In een aantal regio’s had de verklaring op 11 mei een zodanige onmiddellijke en bijna lineaire daling van besmettingsgevallen tot gevolg dat je bij de realiteit daarvan grote vraagtekens kunt zetten. Behalve de kwestie van het geven van tijdige en duidelijke informatie en de langzamerhand goed bekende weerzin van Poetin om zich voor details van lopende zaken te interesseren, kunnnen we hier ook het leiderschap van de president aan de orde stellen. In mijn optie is dit nu op de voorgrond geplaatste « federalisme » niets anders dan uiterlijke schijn, slechts een middel voor Poetin om zijn verantwoordelijkheden te ontlopen. Daarvan zijn er ook een aantal voorbeelden uit het verleden te noemen zoals zijn gedrag bij de ondergang van de onderzeeboot Koursk in 2000 of bij de enorme branden in 2010 waarbij hij de schuld van de onmacht van de staat bij de regio-leiders legde. Vaak verdween tijdens crises Poetin volledig van het scherm om niet geassocieerd te worden met de moeilijkheden. In het geval van de crisis van het Covid-19 is het met uitzondering van een enkel bezoek van Poetin, gekleed in een nauwsluitende gele beschermende combinatie, aan een ziekenhuis volgens veel commentaren in de sociale media « een in zijn  bunker teruggetrokken president die daar zittend het land regeert ». Poetin houdt lange videotoespraken die eerder opgenomen zijn en dus niet live worden uitgezonden.
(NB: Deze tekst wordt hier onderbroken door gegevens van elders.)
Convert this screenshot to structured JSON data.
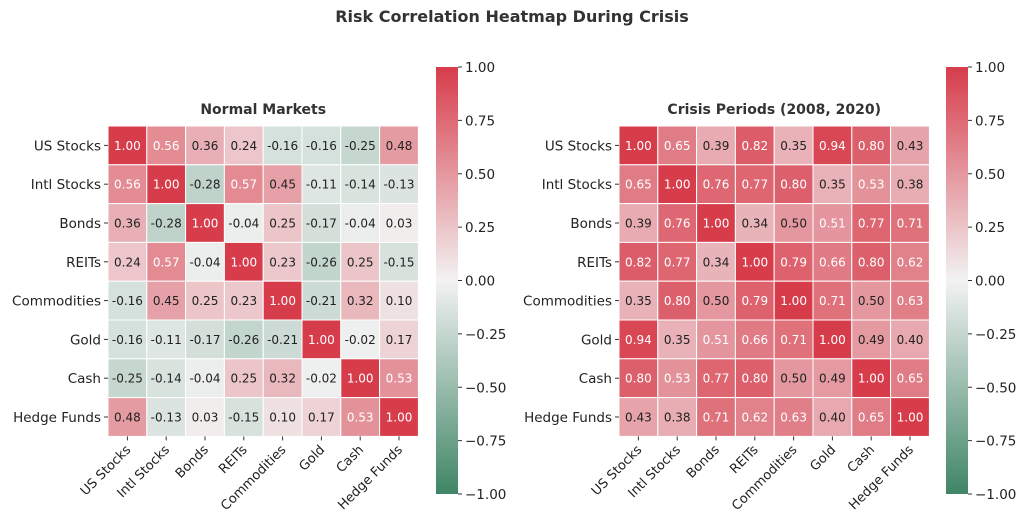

Symbolisch gezien is dit niet live uitzenden van de toespraken volledig in strijd met het beeld van brute kracht waarop de president meestal zijn imago baseert. Zijn populariteit bij de bevolking is gedaald tot 59 procent mede door het uitblijven van de door hem beloofde gouden toekomst en het voortdurende koopkrachtverlies van zijn landgenoten. Veel westerse leiders zouden natuurlijk uiterst tevreden zijn met deze 59 procent, maar voor Rusland is dit een historisch grote daling die zich ongetwijfeld voort gaat zetten.

« De verticaliteit van de macht in Rusland beeft en wordt bedreigd. De autocratie accepteert de eenzaamheid van de chef boven zijn volk, maar zij verwacht dat hij voorop loopt en de natie met zijn moed en visie draagt. De chef verliest zijn magnetisme en zijn kracht als hij zich in de coulissen van het toneel verbergt » laat de politicologe Lilia Chevtsova mij weten. En dat speelt nu duidelijk in Rusland.